La mégisserie Richard, un équilibre entre tradition et modernité
Le parcours de la Mégisserie RICHARD représente un résumé de l’activité « travail de la peau » à MILLAU. L’activité a démarré dans les années 1850 avec les deux branches emblématiques de MILLAU, la ganterie et la mégisserie avec deux unités, l’une à BEDARIEUX (travail de rivière) l’autre à MILLAU (teinture, finitions).
Ces deux branches d’activités ont cohabité jusqu’aux années 60, date à laquelle Mr Jean RICHARD, anticipant sur l’évolution de la ganterie déjà soumise aux premières importations, a décidé de se spécialiser dans l’activité mégisserie.
Qualité et luxe
Avec l’actuel dirigeant, Mr Xavier RICHARD, aux commandes depuis 1994, la spécialisation s’est poursuivie afin de faire de RICHARD le synonyme de savoir-faire, de haut de gamme, de produit de luxe. L’entreprise travaille essentiellement des peaux d’agneaux (minoritairement des peaux de chèvres, de chevreaux et de cerfs) en provenance d’Espagne et du Sud de la France. Le volume traité représente l’équivalent de 200 000 peaux d’agneaux par an pour un chiffre d’affaires de 4 à 6 Millions d’Euros selon les variations du cours de matières premières (une peau d’agneau brute pouvant varier de 7 à près de 20 Euros).
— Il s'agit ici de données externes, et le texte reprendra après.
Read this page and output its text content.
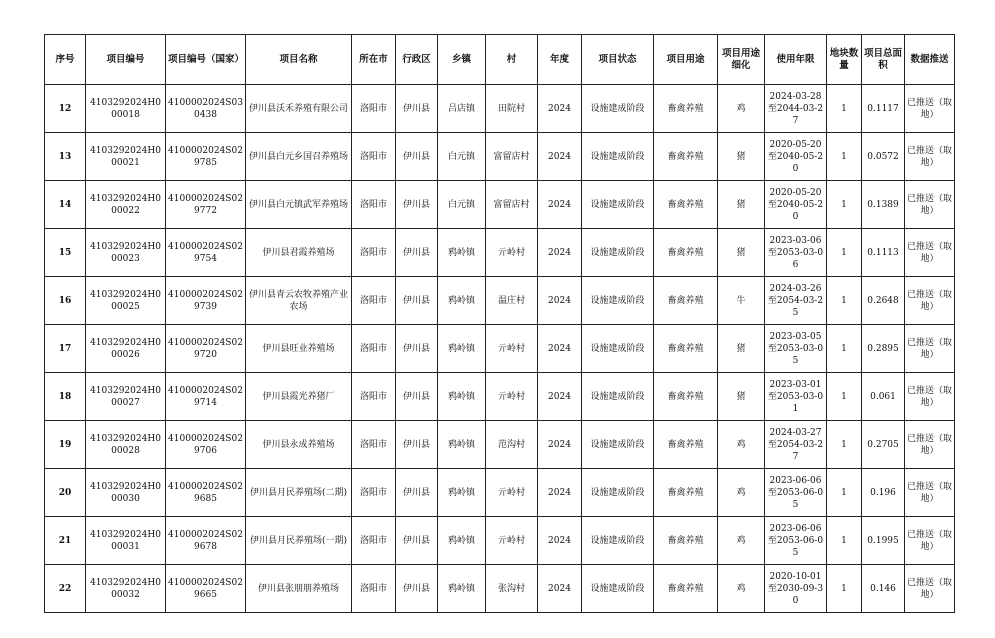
序号	项目编号	项目编号（国家）	项目名称	所在市	行政区	乡镇	村	年度	项目状态	项目用途	项目用途细化	使用年限	地块数量	项目总面积	数据推送
12	4103292024H000018	4100002024S030438	伊川县沃禾养殖有限公司	洛阳市	伊川县	吕店镇	田院村	2024	设施建成阶段	畜禽养殖	鸡	2024-03-28至2044-03-27	1	0.1117	已推送（取地）
13	4103292024H000021	4100002024S029785	伊川县白元乡国召养殖场	洛阳市	伊川县	白元镇	富留店村	2024	设施建成阶段	畜禽养殖	猪	2020-05-20至2040-05-20	1	0.0572	已推送（取地）
14	4103292024H000022	4100002024S029772	伊川县白元镇武军养殖场	洛阳市	伊川县	白元镇	富留店村	2024	设施建成阶段	畜禽养殖	猪	2020-05-20至2040-05-20	1	0.1389	已推送（取地）
15	4103292024H000023	4100002024S029754	伊川县君霞养殖场	洛阳市	伊川县	鸦岭镇	亓岭村	2024	设施建成阶段	畜禽养殖	猪	2023-03-06至2053-03-06	1	0.1113	已推送（取地）
16	4103292024H000025	4100002024S029739	伊川县青云农牧养殖产业农场	洛阳市	伊川县	鸦岭镇	温庄村	2024	设施建成阶段	畜禽养殖	牛	2024-03-26至2054-03-25	1	0.2648	已推送（取地）
17	4103292024H000026	4100002024S029720	伊川县旺业养殖场	洛阳市	伊川县	鸦岭镇	亓岭村	2024	设施建成阶段	畜禽养殖	猪	2023-03-05至2053-03-05	1	0.2895	已推送（取地）
18	4103292024H000027	4100002024S029714	伊川县霞光养猪厂	洛阳市	伊川县	鸦岭镇	亓岭村	2024	设施建成阶段	畜禽养殖	猪	2023-03-01至2053-03-01	1	0.061	已推送（取地）
19	4103292024H000028	4100002024S029706	伊川县永成养殖场	洛阳市	伊川县	鸦岭镇	范沟村	2024	设施建成阶段	畜禽养殖	鸡	2024-03-27至2054-03-27	1	0.2705	已推送（取地）
20	4103292024H000030	4100002024S029685	伊川县月民养殖场(二期)	洛阳市	伊川县	鸦岭镇	亓岭村	2024	设施建成阶段	畜禽养殖	鸡	2023-06-06至2053-06-05	1	0.196	已推送（取地）
21	4103292024H000031	4100002024S029678	伊川县月民养殖场(一期)	洛阳市	伊川县	鸦岭镇	亓岭村	2024	设施建成阶段	畜禽养殖	鸡	2023-06-06至2053-06-05	1	0.1995	已推送（取地）
22	4103292024H000032	4100002024S029665	伊川县张朋朋养殖场	洛阳市	伊川县	鸦岭镇	张沟村	2024	设施建成阶段	畜禽养殖	鸡	2020-10-01至2030-09-30	1	0.146	已推送（取地）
L’effectif moyen employé à CREISSELS se situe aux environs de 35 personnes qui sont formées en interne.
Les produits fabriqués « en plongé de MILLAU » sont utilisés pour :
- 60 % dans la fabrication de vêtements,
- 30 % dans la maroquinerie,
- 10 % dans la ganterie ou les chaussures.
Les clients sont représentatifs du luxe avec des noms tels que HERMES, PRADA, VUITTON, GUCCI, DIOR….
50 % des ventes se font en France, 50 % à l’étranger, soit directement auprès des enseignes, soit aux façonniers impliqués.
L’activité est bonne, la rentabilité maintenue mais Xavier RICHARD considère depuis longtemps que ses installations ne sont plus en adéquation avec l’image de ses produits.
Une foi affirmée en l’avenir
D’où l’idée d’un nouveau site de fabrication. L’usine, en cours de réalisation sur la zone d’activités de MILLAU-LEVEZOU, représentera 4 000 m² de bâtiments pour un coût global proche de 2 M €. Elle permettra de réintégrer en interne la totalité du « cycle humide », 1/3 étant encore sous-traité en Espagne. Avec cette usine, Xavier RICHARD compte pouvoir mieux satisfaire des clients de plus en plus exigeants, soucieux de qualité, de régularité et de sécurité.
Il voit donc l’avenir avec confiance, persuadé que l’entreprise pourra franchir, bien ancrée, une sixième génération, pourquoi pas dans le cadre d’un véritable pôle mégisserie millavois qui pourrait se construire sur la zone de MILLAU-LEVEZOU avec d’autres entreprises locales. Ce serait un facteur de dynamisme et le meilleur gage de pérennité du secteur.